Arterial blood gas analysis was unremarkable with pH, base excess, lactate, glucose and electrolytes within normal ranges, with excellent oxygenation and normocapnia due to continued artificial ventilation. Blood results (Full blood count, urea & electrolytes, liver function tests, glucose, coagulation studies) were within normal ranges. Toxicology revealed a plasma paracetamol level of 48 mg/L and urine that was positive for opiates, with all other toxins/substances testing negative. Since there was no information on the quantity of paracetamol or duration since ingestion, this gentleman was treated as a high risk patient and administered N-acetyl cysteine as per British National Formulary guidelines.
The patient was sedated with propofol 1% 20ml/hr and following CT Head (which demonstrated no intracranial pathology) and chest X-ray (which showed no pathology), he was transferred to ITU for continued post-resuscitation care, sedation and ventilation.

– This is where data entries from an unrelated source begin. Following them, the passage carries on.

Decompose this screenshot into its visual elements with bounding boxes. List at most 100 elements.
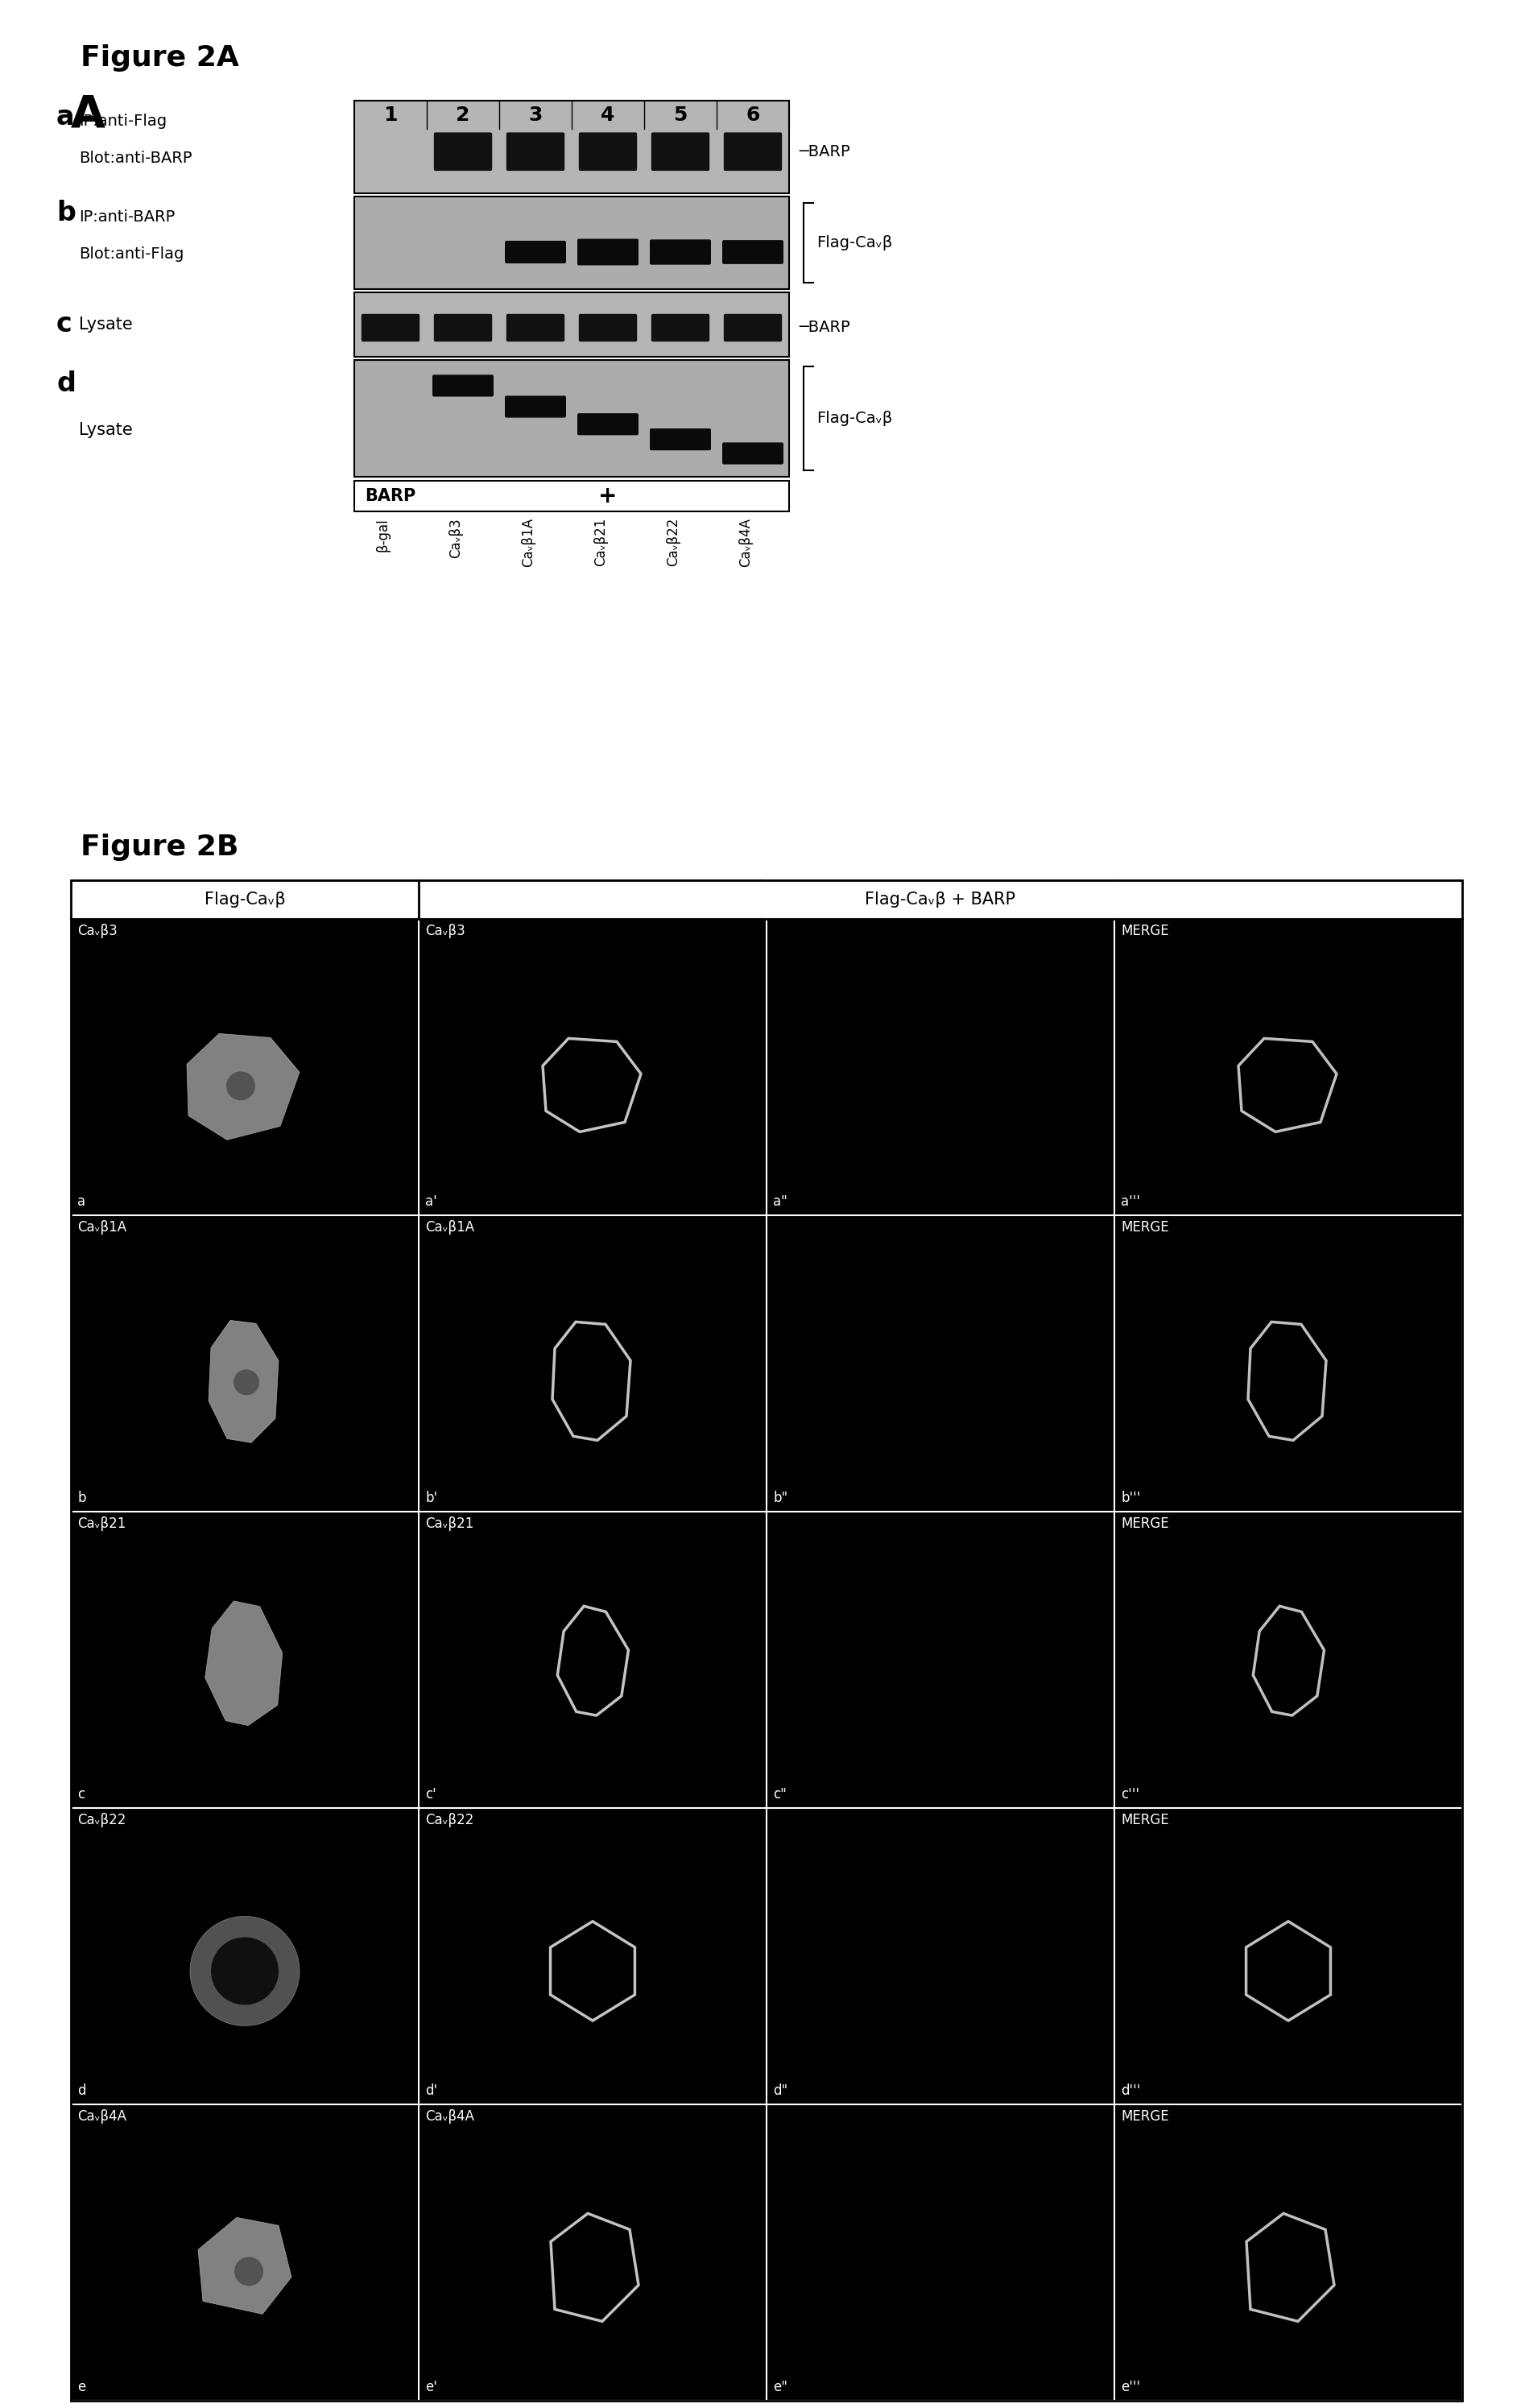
FancyBboxPatch shape	[649, 429, 710, 450]
Text: MERGE: MERGE	[1121, 1517, 1168, 1531]
Text: Caᵥβ21: Caᵥβ21	[593, 518, 607, 566]
Text: MERGE: MERGE	[1121, 1221, 1168, 1235]
Text: d': d'	[424, 2083, 437, 2097]
Text: Lysate: Lysate	[79, 421, 132, 438]
Text: d: d	[56, 371, 76, 397]
Bar	[1113, 1216, 1462, 1512]
Text: d''': d'''	[1121, 2083, 1139, 2097]
Text: Flag-Caᵥβ: Flag-Caᵥβ	[817, 412, 891, 426]
FancyBboxPatch shape	[576, 238, 639, 265]
Text: a: a	[78, 1194, 85, 1209]
Polygon shape	[205, 1601, 283, 1727]
Text: Flag-Caᵥβ: Flag-Caᵥβ	[817, 236, 891, 250]
FancyBboxPatch shape	[433, 132, 491, 171]
Text: A: A	[71, 92, 105, 137]
Bar	[767, 920, 1113, 1216]
Text: Caᵥβ1A: Caᵥβ1A	[424, 1221, 475, 1235]
Text: BARP: BARP	[365, 489, 415, 503]
Bar	[71, 1808, 418, 2105]
FancyBboxPatch shape	[506, 313, 564, 342]
Text: e": e"	[773, 2379, 786, 2394]
Text: Caᵥβ4A: Caᵥβ4A	[738, 518, 753, 566]
Text: b": b"	[773, 1491, 788, 1505]
Text: e: e	[78, 2379, 85, 2394]
Bar	[71, 920, 418, 1216]
Circle shape	[234, 2256, 263, 2285]
Text: d": d"	[773, 2083, 788, 2097]
Polygon shape	[198, 2218, 292, 2314]
Text: c': c'	[424, 1787, 437, 1801]
FancyBboxPatch shape	[505, 395, 566, 417]
Bar	[767, 1808, 1113, 2105]
Text: Caᵥβ21: Caᵥβ21	[424, 1517, 473, 1531]
Circle shape	[227, 1072, 256, 1100]
Text: Blot:anti-BARP: Blot:anti-BARP	[79, 149, 192, 166]
Bar	[354, 291, 789, 356]
Text: Caᵥβ21: Caᵥβ21	[78, 1517, 126, 1531]
Text: 2: 2	[456, 106, 470, 125]
Text: Caᵥβ22: Caᵥβ22	[424, 1813, 473, 1828]
Bar	[767, 1512, 1113, 1808]
FancyBboxPatch shape	[432, 376, 493, 397]
Text: Flag-Caᵥβ: Flag-Caᵥβ	[204, 891, 286, 908]
Text: Blot:anti-Flag: Blot:anti-Flag	[79, 246, 184, 262]
Bar	[1113, 1808, 1462, 2105]
Text: 5: 5	[672, 106, 687, 125]
Text: c": c"	[773, 1787, 786, 1801]
FancyBboxPatch shape	[576, 414, 639, 436]
Circle shape	[233, 1370, 259, 1394]
Bar	[71, 2105, 418, 2401]
FancyBboxPatch shape	[433, 313, 491, 342]
FancyBboxPatch shape	[724, 132, 782, 171]
Bar	[354, 197, 789, 289]
Text: MERGE: MERGE	[1121, 2109, 1168, 2124]
FancyBboxPatch shape	[724, 313, 782, 342]
Text: Caᵥβ4A: Caᵥβ4A	[424, 2109, 475, 2124]
Text: ─BARP: ─BARP	[799, 144, 850, 159]
Text: b': b'	[424, 1491, 437, 1505]
Text: ─BARP: ─BARP	[799, 320, 850, 335]
Bar	[418, 1216, 767, 1512]
FancyBboxPatch shape	[722, 241, 783, 265]
Bar	[71, 1512, 418, 1808]
FancyBboxPatch shape	[651, 313, 709, 342]
Bar	[71, 881, 418, 920]
FancyBboxPatch shape	[360, 313, 420, 342]
Polygon shape	[208, 1320, 278, 1442]
FancyBboxPatch shape	[649, 238, 710, 265]
Polygon shape	[187, 1033, 300, 1139]
Text: Figure 2A: Figure 2A	[81, 43, 239, 72]
Bar	[354, 482, 789, 510]
Bar	[418, 1808, 767, 2105]
Text: a: a	[56, 104, 75, 130]
Bar	[418, 1512, 767, 1808]
Text: c: c	[78, 1787, 85, 1801]
Text: Caᵥβ4A: Caᵥβ4A	[78, 2109, 126, 2124]
Text: +: +	[598, 484, 618, 508]
Bar	[418, 2105, 767, 2401]
Text: 4: 4	[601, 106, 614, 125]
FancyBboxPatch shape	[578, 132, 637, 171]
Text: Lysate: Lysate	[79, 315, 132, 332]
Bar	[1113, 2105, 1462, 2401]
Bar	[71, 1216, 418, 1512]
Bar	[71, 881, 1462, 2401]
Text: Caᵥβ1A: Caᵥβ1A	[78, 1221, 126, 1235]
Text: c: c	[56, 311, 71, 337]
Bar	[418, 920, 767, 1216]
FancyBboxPatch shape	[578, 313, 637, 342]
Bar	[354, 101, 789, 193]
Text: b''': b'''	[1121, 1491, 1139, 1505]
FancyBboxPatch shape	[651, 132, 709, 171]
Text: Caᵥβ1A: Caᵥβ1A	[520, 518, 535, 566]
Text: 3: 3	[528, 106, 541, 125]
Bar	[1113, 920, 1462, 1216]
Text: Caᵥβ3: Caᵥβ3	[424, 925, 465, 939]
Bar	[767, 1216, 1113, 1512]
FancyBboxPatch shape	[722, 443, 783, 465]
Text: c''': c'''	[1121, 1787, 1139, 1801]
Text: Flag-Caᵥβ + BARP: Flag-Caᵥβ + BARP	[865, 891, 1015, 908]
Text: b: b	[56, 200, 76, 226]
Text: e': e'	[424, 2379, 437, 2394]
Text: Figure 2B: Figure 2B	[81, 833, 239, 862]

TOXBASE ®had no information on “SPM-PRX WOCKHARDT”, and furthermore the National Poisons Information Service were unable to provide any additional information on this substance, but recommended on the basis of the toxicology results, that it was highly probable that “SPM-PRX WOCKHARDT” was an opiate-based substance of abuse, and that this gentleman should be treated as per a mixed paracetamol/opiate overdose with full supportive management as required.
A literature search did not find any previous official case reports involving “SPM-PRX WOCKHARDT”, but there have been several recent news reports from India of police intercepting and seizing large quantities of these illegal capsules, 2, 3 and one reported the death of a young man discovered at a train station in Danapur, found in possession of a large quantity of “SPM-PRX”.4
This gentleman was sedated and ventilated overnight as recommended by the National Poisons Information Service and extubated uneventfully the following day. He developed no additional complications from the opiate and paracetamol ingestion (acid-base status, liver and renal function, glucose and coagulation studies remained within normal limits) and he suffered no apparent neurological sequelae from the cardiac arrest. It remains unclear whether this was an intentional or unintentional mixed overdose. However, this gentleman was confirmed the following day to be a 27 year old previous A&E attendee, having presented several months ago with low GCS following a reported heroin overdose, requiring overnight admission but no invasive support on that occasion.
The background history, together with the clinical presentation and toxicology results suggest that “SPM-PRX WOCKHARDT” is an opioid-based illicit substance that most likely caused an initial respiratory and then subsequent cardiac arrest in this gentleman, which following ROSC after successful CPR, was then managed by the usual supportive measures employed in a case of known/recognised opioid/opiate overdose. Given the scarcity of data on SPM-PRX, hopefully this case report will provide some useful information for clinicians in the management of patients presenting following ingestion of SPM-PRX in the future.